Il regolamento sulle concentrazioni obbliga le imprese sotto inchiesta a fornire informazioni esatte e non devianti e tale obbligo si applica indipendentemente dal fatto di sapere se tali informazioni hanno un’incidenza sul risultato finale della valutazione dell’Antitrust.

Quando tre anni fa Facebook notificò l’acquisizione di WhatsApp a Bruxelles, informò la Concorrenza che non sarebbe stata in grado di stabilire in modo affidabile l’associazione automatica tra i conti degli utilizzatori di Facebook e quelli di WtahtsApp. Indicando questa situazione nel formulario di notifica e in una risposta specifica a una richiesta di ulteriori informazioni da parte della Commissione.

Nell’agosto 2016 WhatsApp ha annunciato l’aggiornamento delle condizioni generali di utilizzo e della sua politica di confidenzialità, compresa la possibilità di associare i numeri di telefono degli utilizzatori di WhatsApp ai profili degli utilizzatori di Facebook.

Lo scorso dicembre la Commissione ha inviato a Facebook una comunicazioni di rilievi esponendo una serie di preoccupazioni. Contrariatemente a quanto dichiarato dalla società nel 2014, la possibilità tecnica di associare le identità degli utilizzatori di Facebook e di WhatsApp esistevano già allora e i dipendenti di Facevook ne erano già al corrente.

In ogni caso Bruxelles considera che le informazioni inesatte o devianti fornite da Facebook non hanno inciso sulla decisione di autorizzazione. Inoltre, indica l’Antitrust europeo, «la decisione sulla multa non è legata a procedure nazionali antitrust in corso nè a problemi di rispetto della vita privati, della protezione dei dati o della protezione dei consumatori che rischiano di porsi in seguito all’aggiornamento, previsto lo scorso agosto, delle condizioni generali di utilizzato e della politica di confidenzialità di WhatsApp».

Multe fino all’1% del fatturato annuo

Sulla base delle regole Ue, la Commissione può infliggere multe fino all’1% del giro d’affari annuale. Fb ha commesso due infrazioni distinte fornendo informazioni inesatte o devianti da una parte nel formulario i notifica dell’acquisizione di WhatsApp, dall’altra parte della risposta a una domanda di Bruxelles.

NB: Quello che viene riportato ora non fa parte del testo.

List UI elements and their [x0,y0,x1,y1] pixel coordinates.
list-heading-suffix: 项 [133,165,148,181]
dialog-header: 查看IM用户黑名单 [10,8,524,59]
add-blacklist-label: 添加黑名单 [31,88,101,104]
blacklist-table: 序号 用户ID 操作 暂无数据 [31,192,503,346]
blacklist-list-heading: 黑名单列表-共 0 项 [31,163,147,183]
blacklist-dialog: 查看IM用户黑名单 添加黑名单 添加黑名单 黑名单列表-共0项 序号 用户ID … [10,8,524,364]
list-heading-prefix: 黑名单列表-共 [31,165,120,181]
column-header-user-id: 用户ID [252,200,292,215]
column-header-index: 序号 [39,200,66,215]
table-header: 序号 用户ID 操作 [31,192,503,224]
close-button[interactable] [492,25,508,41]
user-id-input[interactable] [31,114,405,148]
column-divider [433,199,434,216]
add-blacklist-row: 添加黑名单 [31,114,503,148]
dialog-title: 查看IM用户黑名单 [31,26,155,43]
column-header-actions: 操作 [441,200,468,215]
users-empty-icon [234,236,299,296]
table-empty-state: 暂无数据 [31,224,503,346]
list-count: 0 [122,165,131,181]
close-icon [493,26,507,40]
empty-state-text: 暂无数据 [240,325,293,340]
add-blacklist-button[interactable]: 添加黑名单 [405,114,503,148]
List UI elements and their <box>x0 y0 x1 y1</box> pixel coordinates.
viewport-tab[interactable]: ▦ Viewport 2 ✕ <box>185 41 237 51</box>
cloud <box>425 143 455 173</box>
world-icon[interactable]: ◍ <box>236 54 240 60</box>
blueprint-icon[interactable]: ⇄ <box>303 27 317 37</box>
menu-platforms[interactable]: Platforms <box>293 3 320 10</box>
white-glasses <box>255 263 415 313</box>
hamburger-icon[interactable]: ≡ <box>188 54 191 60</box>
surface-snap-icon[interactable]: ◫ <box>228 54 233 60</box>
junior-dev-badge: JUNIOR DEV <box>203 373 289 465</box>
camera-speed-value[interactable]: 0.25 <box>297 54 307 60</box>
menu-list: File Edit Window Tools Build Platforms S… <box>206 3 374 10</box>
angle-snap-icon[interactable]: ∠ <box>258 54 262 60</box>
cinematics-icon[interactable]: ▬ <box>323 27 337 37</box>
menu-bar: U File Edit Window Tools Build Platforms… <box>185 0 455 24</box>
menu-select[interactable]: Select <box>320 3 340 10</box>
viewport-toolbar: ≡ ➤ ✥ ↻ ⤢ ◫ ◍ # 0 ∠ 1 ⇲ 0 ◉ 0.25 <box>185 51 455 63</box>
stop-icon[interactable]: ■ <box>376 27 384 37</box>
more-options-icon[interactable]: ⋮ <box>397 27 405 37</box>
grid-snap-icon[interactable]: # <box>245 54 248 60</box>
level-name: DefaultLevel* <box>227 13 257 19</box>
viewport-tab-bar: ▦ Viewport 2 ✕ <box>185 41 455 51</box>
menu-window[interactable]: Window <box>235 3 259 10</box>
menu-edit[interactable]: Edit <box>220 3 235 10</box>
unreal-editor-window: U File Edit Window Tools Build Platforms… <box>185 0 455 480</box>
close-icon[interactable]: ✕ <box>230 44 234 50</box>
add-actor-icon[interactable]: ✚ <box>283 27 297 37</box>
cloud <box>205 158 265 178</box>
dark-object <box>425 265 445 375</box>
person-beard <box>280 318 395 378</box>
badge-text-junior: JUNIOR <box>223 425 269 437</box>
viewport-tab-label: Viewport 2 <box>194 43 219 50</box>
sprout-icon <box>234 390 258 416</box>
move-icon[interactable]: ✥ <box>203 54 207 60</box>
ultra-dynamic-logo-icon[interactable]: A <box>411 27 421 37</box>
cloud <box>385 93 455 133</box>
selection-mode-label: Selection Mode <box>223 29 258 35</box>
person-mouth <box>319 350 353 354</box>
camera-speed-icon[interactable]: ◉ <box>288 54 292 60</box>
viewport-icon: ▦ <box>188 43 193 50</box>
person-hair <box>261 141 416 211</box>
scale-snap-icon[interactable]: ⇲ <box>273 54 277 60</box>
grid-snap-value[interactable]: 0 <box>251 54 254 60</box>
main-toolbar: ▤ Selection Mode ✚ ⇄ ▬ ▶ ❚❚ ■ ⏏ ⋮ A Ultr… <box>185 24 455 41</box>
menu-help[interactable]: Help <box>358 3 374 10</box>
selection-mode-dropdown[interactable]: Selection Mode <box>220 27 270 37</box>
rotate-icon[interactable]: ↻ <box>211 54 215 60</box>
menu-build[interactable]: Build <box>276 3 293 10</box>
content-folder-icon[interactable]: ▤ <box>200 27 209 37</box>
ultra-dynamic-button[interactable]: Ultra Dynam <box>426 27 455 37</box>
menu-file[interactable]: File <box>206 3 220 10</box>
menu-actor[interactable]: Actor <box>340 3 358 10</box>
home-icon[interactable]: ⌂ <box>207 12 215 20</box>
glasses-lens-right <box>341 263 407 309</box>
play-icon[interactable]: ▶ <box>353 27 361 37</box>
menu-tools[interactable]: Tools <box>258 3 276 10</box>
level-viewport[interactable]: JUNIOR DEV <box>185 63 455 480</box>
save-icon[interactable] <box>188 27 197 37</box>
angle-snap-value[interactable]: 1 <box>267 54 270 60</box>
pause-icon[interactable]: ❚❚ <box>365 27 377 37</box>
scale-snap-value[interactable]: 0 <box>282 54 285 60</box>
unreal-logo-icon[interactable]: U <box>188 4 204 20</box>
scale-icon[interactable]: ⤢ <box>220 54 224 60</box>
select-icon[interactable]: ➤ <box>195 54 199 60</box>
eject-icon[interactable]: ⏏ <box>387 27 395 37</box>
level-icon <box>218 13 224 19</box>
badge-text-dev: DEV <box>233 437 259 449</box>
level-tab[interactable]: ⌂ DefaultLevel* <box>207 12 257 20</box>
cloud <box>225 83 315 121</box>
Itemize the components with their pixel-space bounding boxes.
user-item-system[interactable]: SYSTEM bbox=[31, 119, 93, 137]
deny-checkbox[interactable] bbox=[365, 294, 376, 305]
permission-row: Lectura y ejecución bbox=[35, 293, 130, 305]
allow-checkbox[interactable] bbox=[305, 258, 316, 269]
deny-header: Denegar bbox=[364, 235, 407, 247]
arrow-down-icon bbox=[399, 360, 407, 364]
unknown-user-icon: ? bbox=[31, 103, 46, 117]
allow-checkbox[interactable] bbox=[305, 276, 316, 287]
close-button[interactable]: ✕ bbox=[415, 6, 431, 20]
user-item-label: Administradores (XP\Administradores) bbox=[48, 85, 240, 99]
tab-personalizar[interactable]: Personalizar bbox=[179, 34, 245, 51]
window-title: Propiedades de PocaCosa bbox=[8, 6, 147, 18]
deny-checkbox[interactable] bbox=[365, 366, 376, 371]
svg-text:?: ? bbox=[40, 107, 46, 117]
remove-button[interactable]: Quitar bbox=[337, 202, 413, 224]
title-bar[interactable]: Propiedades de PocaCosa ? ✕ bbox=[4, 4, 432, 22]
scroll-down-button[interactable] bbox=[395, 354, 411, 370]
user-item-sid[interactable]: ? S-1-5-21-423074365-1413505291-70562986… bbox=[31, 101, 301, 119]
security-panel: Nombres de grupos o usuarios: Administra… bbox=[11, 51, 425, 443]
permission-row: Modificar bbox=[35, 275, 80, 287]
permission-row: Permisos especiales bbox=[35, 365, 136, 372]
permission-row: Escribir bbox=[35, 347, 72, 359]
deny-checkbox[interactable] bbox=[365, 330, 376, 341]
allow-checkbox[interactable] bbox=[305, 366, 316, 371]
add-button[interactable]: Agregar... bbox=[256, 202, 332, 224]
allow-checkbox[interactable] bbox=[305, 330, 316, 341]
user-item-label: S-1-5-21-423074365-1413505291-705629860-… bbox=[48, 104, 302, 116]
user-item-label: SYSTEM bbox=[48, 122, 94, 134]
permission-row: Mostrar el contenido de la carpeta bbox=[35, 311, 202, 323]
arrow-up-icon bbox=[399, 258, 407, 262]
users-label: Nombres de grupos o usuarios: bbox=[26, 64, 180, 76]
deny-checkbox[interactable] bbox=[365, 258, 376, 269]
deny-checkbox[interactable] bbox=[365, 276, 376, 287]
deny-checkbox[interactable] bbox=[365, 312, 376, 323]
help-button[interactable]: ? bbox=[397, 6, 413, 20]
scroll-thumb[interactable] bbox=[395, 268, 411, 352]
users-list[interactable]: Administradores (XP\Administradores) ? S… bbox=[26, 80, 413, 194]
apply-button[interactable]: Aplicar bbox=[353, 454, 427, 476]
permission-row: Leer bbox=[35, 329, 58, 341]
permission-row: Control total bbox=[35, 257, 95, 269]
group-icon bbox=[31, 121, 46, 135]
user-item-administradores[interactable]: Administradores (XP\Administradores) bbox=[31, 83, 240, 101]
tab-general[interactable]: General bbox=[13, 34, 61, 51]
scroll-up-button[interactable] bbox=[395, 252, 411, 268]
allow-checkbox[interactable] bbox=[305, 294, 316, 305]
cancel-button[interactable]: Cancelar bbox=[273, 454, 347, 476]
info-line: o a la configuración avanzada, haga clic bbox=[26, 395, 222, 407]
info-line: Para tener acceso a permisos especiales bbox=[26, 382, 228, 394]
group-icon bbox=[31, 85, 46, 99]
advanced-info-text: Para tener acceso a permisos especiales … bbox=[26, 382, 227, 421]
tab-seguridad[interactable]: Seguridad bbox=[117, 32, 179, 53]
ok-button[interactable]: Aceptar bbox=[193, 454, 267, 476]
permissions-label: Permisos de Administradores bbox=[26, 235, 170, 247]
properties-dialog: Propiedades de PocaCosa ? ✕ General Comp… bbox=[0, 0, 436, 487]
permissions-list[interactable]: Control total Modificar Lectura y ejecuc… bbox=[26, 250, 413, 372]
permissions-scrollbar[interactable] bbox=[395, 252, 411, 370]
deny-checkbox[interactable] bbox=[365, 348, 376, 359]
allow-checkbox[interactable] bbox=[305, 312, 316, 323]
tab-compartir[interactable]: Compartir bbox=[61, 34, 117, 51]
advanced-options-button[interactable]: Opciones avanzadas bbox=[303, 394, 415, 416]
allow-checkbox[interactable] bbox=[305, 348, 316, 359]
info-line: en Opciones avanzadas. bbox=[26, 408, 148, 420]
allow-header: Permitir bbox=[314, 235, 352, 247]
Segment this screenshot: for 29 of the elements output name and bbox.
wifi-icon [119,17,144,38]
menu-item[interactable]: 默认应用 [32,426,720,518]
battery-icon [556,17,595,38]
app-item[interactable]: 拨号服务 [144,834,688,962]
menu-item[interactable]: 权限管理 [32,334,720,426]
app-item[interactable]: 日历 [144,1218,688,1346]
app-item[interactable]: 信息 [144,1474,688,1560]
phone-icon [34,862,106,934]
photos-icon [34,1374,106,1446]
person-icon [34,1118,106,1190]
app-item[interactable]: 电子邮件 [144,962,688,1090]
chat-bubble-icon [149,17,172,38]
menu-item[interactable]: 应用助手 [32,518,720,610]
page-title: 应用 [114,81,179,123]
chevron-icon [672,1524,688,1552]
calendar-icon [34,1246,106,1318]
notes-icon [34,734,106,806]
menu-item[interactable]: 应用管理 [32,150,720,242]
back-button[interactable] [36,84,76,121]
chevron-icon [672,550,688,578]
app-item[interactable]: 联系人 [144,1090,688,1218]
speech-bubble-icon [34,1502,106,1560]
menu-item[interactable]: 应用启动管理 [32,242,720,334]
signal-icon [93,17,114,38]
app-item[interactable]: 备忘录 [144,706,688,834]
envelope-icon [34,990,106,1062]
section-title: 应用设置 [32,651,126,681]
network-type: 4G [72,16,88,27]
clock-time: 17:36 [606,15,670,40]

La Commissione considera tali infrazioni «gravi perché le hanno impedito di disporre di tutte le informazioni necessarie alla valutazione dell’operazione».

Inoltre, l’Antitrust europeo considera che i dipendenti di Facebook erano informati della possibilità di associare gli utilizzatori e che Facebook era consapevole dell’importanza di questo aspetto per la valutazione comunitaria. Di qui la sua negligenza nella violazione degli obblighi procedurali. La Commissione ha tenuto comunque conto di una circostanza attenuante. Fb ha collaborato e riconosciuto di aver violato le regole e rinunciato ai diritti procedurali di chiedere l’accesso al dossier e a una audizione, scelte che hanno permesso alla Commissione di facilitare l’analisi e la valutazione.